Deep space medical imaging goes where no WAN has gone before

Long-term, long-distance medical care of astronauts is becoming an important consideration as NASA anticipates a return to the moon in a few years. A mission to Mars with humans aboard may follow.

Researchers looking for smaller, lightweight imaging options are eyeing ultrasound and the more exotic hyperspectral imaging (HSI) as alternatives to x-ray.

For a six-member crew on a Mars mission lasting 30 months or more, the medical incidence rate is estimated to be 0.90, or about one person per mission. This type of illness would likely require terrestrial consultation support.

Imaging capability is thus a necessity. But digital imaging in its present form may be a "no go" for the next generation of live missions to the moon and beyond.

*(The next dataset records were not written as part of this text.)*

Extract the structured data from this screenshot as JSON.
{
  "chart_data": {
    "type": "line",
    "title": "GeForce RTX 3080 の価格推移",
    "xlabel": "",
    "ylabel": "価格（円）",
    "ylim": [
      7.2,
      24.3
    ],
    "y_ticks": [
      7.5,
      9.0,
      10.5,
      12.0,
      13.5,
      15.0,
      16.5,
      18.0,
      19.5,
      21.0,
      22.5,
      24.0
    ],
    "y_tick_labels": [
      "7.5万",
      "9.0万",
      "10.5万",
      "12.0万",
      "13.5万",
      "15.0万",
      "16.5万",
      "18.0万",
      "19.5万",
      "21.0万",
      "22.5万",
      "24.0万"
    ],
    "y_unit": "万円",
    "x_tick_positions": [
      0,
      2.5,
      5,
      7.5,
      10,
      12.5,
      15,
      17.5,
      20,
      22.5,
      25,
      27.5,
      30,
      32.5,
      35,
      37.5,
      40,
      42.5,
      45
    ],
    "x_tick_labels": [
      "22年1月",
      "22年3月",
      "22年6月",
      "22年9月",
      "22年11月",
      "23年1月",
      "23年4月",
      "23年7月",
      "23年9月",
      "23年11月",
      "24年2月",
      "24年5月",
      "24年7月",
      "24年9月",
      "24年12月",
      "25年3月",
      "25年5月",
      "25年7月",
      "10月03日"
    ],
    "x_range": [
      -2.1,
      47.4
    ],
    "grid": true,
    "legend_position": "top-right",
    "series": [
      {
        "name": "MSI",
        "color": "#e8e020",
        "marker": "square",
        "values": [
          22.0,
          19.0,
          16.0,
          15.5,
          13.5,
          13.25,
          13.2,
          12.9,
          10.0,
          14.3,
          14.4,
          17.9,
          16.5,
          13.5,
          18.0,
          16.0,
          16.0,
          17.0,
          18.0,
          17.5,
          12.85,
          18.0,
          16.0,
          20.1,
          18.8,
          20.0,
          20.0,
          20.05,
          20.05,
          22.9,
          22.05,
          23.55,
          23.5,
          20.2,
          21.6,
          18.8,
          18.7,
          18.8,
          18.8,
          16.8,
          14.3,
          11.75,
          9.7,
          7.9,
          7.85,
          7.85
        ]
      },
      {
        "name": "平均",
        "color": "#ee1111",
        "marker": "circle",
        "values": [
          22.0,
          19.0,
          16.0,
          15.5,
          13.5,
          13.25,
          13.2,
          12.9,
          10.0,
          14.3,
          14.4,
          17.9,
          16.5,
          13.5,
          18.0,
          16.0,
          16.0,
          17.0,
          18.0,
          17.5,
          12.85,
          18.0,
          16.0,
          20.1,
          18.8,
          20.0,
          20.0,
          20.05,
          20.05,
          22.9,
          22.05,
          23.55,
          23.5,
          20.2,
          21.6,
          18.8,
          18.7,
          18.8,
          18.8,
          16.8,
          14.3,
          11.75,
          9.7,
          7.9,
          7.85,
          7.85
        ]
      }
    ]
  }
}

"Because of mass (weight and footprint) issues, x-ray has not been seen as a viable diagnostic imaging option for medical care in space," said Dr. Ronald Merrell, director of the Medical Informatics and Technology Applications Consortium at Virginia Commonwealth University and chair of NASA's Aerospace Medicine and Occupational Health Advisory Committee.

Instead, imaging attention is focusing on ultrasound, since the concept of telesonography has already been proven in terrestrial consultations, Merrell said.

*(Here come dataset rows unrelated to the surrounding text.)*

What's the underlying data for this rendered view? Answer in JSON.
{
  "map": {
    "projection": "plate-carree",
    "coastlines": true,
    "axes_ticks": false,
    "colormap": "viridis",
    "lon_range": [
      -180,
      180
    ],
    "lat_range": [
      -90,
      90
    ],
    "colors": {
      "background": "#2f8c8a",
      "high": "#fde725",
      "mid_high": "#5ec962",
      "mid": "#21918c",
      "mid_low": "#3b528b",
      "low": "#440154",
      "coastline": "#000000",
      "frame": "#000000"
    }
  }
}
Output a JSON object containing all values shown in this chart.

"There is considerable interest in using ultrasound energy for diagnostic purposes appropriately assigned to x-ray technology on Earth," he said.

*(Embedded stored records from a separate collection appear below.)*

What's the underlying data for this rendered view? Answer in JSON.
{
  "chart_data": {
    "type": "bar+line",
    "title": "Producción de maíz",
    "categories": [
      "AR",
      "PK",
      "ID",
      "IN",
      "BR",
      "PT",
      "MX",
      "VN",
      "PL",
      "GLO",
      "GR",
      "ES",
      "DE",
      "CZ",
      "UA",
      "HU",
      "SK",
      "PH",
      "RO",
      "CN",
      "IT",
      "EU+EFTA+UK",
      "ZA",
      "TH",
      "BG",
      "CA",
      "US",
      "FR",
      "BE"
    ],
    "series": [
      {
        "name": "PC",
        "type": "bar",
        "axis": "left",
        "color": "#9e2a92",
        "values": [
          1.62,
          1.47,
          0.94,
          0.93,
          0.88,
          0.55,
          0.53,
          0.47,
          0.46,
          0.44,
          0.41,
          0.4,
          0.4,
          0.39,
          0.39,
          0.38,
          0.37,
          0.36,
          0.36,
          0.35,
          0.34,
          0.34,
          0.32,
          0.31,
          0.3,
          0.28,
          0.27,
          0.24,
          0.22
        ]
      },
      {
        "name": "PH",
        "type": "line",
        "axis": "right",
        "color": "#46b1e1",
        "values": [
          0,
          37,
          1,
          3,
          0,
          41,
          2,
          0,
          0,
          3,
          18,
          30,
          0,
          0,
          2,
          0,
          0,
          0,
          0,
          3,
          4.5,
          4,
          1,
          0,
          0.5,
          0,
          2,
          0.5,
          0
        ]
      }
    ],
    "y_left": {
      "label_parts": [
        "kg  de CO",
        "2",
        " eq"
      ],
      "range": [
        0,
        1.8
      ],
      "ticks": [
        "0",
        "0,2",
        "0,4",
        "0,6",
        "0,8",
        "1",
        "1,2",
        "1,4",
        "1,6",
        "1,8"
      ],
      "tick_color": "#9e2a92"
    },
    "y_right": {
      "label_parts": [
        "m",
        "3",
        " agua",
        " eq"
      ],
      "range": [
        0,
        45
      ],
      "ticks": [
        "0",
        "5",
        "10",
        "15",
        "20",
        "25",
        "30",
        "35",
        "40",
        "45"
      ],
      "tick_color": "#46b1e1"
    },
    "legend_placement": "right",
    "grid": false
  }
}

Merrell said NASA is also interested in autonomous medical systems based on artificial intelligence and decision trees, as well as computer-aided detection and diagnosis.

"The idea is to develop software support for interpretation of images onboard the spacecraft without real-time reliance on transmission or the demands for great bandwidth to store and forward images," he said.

HSI, a technology that has already found uses in astronomy, chemistry, and agriculture, has also grabbed NASA's attention. This powerful noninvasive technique is capable of providing information about the structure and composition of biological and nonorganic materials in various contexts. NASA may depend on it to detect tumors in astronauts.

HSI involves subdividing infrared, visible, and ultraviolet spectra emitted from objects. Different objects will have different spectral patterns. The technique, which can now detect camouflage and thermal emissions, may be used to detect cervical and breast cancers by capturing the unique color fingerprint of different cells.

The technique's clinical potential includes not only cancer detection, but dermatological applications and retinal imaging to detect pathologies such as diabetic retinopathy, glaucoma, and macular degeneration, according to Richard Gomez, Ph.D., director of the hyperspectral imaging center at George Mason University.

"The potential applications of HSI to medical imaging and the life sciences are enormous," Gomez said.